The reason is to prevent there being too many files in one directory. With all the SHA values that start 3b stored in a sub-directory 3b, the workload on any single directory is 1/256th of what it would be if all the blobs were in a single directory. Ultimately, this speeds up the performance; there is less searching to do to find a particular blob.

You can see similar effects in the terminfo directory, where the entries are sub-divided into directories based on the first letter of the terminal entry. The CPAN system has authors/id/A/AA/AARDVARK in its naming hierarchy.


Please elaborate a little bit for me.

Suppose that git wants to find the blob 3b12abef878787483abeceddaa5544489abff789a and the directory partitioning scheme is not in use. There might be, for sake of argument, 512 blobs, and to get to the file, the kernel might have to read all 512 directory entries in .git/objects to find the right entry.

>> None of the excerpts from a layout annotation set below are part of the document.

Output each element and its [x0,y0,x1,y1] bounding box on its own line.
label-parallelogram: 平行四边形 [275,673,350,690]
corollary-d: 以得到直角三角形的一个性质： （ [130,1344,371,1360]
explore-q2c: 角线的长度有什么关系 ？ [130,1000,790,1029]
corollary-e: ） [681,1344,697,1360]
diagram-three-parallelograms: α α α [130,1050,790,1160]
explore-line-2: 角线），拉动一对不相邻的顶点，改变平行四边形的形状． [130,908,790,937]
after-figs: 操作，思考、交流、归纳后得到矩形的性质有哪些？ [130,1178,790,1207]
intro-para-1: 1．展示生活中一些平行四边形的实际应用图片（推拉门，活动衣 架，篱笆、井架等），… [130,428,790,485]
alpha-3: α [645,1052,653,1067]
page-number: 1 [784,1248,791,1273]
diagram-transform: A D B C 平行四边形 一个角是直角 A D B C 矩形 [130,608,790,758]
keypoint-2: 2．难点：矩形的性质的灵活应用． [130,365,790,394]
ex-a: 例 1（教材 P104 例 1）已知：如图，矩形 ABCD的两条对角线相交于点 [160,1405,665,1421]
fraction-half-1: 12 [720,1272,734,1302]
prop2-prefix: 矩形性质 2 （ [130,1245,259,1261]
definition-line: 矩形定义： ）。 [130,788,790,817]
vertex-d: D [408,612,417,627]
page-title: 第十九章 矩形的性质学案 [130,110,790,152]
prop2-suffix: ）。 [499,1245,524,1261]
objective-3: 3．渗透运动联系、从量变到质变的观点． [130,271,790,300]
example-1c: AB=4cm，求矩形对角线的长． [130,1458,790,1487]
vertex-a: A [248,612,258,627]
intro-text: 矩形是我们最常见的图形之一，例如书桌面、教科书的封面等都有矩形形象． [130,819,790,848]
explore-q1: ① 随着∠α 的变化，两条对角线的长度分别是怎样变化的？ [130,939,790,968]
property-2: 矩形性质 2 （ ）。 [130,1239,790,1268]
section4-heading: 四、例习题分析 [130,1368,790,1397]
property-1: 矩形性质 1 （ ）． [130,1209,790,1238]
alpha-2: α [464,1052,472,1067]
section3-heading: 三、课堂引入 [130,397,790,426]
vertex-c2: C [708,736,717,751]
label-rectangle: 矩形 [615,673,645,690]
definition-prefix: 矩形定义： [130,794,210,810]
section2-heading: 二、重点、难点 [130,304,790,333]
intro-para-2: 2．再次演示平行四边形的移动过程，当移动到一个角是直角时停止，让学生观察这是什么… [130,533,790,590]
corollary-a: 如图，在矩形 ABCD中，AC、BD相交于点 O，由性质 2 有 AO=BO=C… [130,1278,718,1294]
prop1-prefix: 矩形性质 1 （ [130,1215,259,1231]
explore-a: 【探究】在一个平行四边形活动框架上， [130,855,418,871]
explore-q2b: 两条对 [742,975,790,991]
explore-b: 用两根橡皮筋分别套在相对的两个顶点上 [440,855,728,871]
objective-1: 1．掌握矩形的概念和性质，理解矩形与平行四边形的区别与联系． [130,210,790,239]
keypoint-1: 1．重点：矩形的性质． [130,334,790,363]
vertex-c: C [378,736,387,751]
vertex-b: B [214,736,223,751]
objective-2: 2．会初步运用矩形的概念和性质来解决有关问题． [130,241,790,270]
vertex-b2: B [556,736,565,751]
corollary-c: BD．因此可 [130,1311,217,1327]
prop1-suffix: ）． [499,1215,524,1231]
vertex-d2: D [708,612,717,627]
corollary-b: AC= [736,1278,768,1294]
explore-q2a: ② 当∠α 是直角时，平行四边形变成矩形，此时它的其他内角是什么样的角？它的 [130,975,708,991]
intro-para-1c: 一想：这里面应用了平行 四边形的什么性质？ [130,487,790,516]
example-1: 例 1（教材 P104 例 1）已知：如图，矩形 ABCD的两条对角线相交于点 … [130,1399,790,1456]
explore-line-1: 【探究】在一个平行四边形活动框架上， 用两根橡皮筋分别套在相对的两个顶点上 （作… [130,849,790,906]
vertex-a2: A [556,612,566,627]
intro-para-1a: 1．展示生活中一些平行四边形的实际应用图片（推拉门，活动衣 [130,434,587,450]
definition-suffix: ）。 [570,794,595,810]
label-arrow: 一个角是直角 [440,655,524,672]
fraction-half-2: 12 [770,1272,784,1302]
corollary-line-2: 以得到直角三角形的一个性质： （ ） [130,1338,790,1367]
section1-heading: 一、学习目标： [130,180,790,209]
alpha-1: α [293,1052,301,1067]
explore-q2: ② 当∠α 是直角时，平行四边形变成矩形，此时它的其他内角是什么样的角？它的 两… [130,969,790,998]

Now suppose that the directory partitioning scheme is in use, and that by a miracle of statistical mischance, there are 256 subdirectories each containing 2 files. Now the kernel at worst has to read 256 directory entries with 2-byte names in each entry (compared with 512 directory entries with 32-byte names) in the ./git/objects directory, and then has to read at worst 2 entries with 30-byte names in the ./git/objects/3b directory.

There are complicating factors, such as imperfectly balanced hashing and memory caching and disk accesses, but the general idea is that distributing the files into multiple subdirectories means that the OS kernel has less work to do to find a file. If the number of files in a directory will extend into the multiple hundreds, it is worth considering breaking it down.